The novelist Georgios Tertsetis from Zakynthos: Georgios Tertsetis (1800-1874) was a famous Greek poet and novelist of the 19th century. He was born in Zakynthos but studied law in Bologna and Italian Philology and Latin in Padova afterward. Soon he became interested in Italian literature and the European Enlightenment. When the Greek Revolution broke out in 1821, Tertsetis returned to Zakynthos fired up with a patriotic fever and took part in some battles in the Peloponnese.
As he was under great financial difficulties, he worked as a tutor to the Botsaris family in Patras. He was able to find some work in Nafplion where he was given the post of History Professor at the Military Academy. In 1833, Tertsetis was appointed a magistrate. He is mostly known in Greece as one of the two judges who refused to succumb to government pressure and condemn two of the greatest heroes of the Greek War of Independence - Theodoros Kolokotronis and Dimitrios Plapoutas - to death, a brave act that led to his exile.

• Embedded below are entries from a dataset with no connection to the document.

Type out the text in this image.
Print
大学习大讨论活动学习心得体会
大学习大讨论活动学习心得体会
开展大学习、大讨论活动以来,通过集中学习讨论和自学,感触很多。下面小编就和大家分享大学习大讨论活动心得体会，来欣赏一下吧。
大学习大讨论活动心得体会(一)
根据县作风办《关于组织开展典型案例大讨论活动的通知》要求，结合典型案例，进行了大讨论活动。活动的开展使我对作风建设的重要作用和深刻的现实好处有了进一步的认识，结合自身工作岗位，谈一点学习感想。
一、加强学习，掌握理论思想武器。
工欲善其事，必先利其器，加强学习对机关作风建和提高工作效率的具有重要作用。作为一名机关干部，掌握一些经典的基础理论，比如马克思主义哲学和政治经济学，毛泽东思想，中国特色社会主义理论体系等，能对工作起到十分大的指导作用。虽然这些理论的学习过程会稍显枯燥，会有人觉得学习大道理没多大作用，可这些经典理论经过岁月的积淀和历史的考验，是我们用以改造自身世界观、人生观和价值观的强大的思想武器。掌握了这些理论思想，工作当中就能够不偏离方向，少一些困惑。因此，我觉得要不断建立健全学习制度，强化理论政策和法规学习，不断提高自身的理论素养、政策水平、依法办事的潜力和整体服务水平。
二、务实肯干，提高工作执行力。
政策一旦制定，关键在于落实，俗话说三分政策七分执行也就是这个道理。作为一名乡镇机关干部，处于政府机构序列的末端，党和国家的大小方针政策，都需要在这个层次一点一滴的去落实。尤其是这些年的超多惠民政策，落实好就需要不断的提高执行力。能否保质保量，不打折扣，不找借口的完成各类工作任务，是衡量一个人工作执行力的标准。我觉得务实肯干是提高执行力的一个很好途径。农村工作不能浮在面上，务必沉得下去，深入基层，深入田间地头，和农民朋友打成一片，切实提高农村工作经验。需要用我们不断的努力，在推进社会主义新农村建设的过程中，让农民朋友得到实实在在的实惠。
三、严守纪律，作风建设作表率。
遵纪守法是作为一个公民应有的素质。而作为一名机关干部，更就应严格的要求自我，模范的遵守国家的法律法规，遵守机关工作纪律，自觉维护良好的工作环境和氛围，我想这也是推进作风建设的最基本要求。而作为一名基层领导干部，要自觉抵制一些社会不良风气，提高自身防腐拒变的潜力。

The passion of Georgios Tertsetis was literature. He wrote many verses and in 1833, he published a poem dedicated to King Otto, entitled The Kiss, a poem inspired by the folklore language of the common people. However, his poetry didn't have much popularity and remains unknown. It was his prose that was much appreciated. The most famous work of Tertsetis was The Memoirs of Kolokotronis, a narrative biography of the great hero of the Greek Revolution. Georgios Tertsetis died in Athens in 1874.